The rich evolutionary history of the ROS metabolic arsenal shapes its mechanistic plasticity at the onset of metazoan regeneration

Regeneration, the ability to restore body parts after injury, is widespread in metazoans; however, the underlying molecular and cellular mechanisms involved in this process remain largely unknown, and its evolutionary history is consequently unresolved. In the last decade, ROS have emerged as shared actors that trigger apoptosis and cell proliferation to drive regenerative success in a few metazoan models. However, it is not known whether the contribution of ROS to regeneration relies on conserved mechanisms in animals.
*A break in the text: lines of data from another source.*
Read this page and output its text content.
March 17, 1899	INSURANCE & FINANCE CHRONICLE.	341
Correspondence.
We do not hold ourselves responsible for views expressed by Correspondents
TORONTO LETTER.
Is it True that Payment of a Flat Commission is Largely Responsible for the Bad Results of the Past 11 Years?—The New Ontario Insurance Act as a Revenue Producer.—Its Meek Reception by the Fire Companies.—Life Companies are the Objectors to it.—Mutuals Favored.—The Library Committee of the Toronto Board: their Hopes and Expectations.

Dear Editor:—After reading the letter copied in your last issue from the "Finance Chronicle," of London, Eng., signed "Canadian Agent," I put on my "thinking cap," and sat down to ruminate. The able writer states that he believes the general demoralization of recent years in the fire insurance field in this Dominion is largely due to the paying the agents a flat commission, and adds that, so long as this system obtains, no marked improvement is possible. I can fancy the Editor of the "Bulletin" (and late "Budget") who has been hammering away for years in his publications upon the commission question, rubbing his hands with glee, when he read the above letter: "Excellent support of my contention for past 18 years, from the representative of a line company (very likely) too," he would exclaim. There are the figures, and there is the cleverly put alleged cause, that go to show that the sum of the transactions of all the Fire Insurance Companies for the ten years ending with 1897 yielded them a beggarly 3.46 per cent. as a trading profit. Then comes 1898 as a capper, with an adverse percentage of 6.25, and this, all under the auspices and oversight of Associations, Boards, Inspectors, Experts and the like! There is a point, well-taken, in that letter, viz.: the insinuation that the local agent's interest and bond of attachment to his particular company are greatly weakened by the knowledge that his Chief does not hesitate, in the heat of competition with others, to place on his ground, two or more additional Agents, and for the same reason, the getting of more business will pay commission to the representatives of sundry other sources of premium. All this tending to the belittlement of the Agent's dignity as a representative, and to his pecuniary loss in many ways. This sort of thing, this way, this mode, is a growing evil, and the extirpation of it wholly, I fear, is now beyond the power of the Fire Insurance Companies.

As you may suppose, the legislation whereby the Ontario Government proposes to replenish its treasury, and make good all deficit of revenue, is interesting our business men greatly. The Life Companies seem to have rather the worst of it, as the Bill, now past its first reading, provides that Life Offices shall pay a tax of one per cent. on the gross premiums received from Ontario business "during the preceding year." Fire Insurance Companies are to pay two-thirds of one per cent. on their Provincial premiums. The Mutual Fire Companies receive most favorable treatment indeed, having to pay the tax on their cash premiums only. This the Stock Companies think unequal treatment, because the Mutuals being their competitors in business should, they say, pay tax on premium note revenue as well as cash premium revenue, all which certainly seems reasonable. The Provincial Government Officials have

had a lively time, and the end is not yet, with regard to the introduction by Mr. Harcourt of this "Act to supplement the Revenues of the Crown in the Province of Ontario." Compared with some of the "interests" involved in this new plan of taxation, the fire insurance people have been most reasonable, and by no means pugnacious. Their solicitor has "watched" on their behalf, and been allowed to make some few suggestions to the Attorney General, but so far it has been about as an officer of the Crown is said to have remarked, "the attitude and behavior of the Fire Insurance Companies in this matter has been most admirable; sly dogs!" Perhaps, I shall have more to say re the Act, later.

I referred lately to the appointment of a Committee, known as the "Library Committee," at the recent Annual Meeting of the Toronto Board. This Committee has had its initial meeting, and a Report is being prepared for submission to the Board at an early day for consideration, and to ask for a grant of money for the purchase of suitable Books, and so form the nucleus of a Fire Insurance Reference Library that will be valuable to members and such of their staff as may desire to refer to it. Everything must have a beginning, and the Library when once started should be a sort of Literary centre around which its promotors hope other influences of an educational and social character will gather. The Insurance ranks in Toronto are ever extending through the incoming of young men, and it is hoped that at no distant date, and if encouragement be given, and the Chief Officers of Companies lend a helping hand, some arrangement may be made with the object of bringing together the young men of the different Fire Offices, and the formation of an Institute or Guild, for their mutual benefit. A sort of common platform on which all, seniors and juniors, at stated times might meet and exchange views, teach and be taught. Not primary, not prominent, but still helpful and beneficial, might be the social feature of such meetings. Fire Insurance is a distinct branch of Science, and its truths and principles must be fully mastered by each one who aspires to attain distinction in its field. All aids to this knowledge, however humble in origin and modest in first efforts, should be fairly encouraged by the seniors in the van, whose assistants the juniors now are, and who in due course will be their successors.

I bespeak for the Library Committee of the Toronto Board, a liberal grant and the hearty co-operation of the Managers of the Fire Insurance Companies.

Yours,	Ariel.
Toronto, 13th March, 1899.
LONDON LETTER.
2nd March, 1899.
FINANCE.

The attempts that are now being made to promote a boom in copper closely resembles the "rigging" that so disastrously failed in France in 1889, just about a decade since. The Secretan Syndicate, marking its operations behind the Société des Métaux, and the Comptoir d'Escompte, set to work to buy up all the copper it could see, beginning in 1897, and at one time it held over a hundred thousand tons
Here we performed a comparative genomic analysis of ROS metabolism actors across metazoans, and carried out a comparative study for the deployment and roles of ROS during regeneration in two different research models: the annelid Platynereis dumerilii and the cnidarian Nematostella vectensis. We established that the vast majority of metazoans possess a core redox kit allowing for the production and detoxification of ROS, and overall regulation of ROS levels. However, the precise composition of the redox arsenal can vary drastically from species to species, suggesting that evolutionary constraints apply to ROS metabolism functions rather than precise actors. We found that ROS are produced during and are necessary for regeneration in both Platynereis and Nematostella. However, we also uncovered different enzymatic activities underlying ROS dynamics, as well as distinct effects of ROS signalling on injury-induced apoptosis and cell proliferation in the two species. We conclude that, while ROS are a robust feature of metazoan regeneration, their production and contribution to this phenomenon may depend on plastic molecular mechanisms.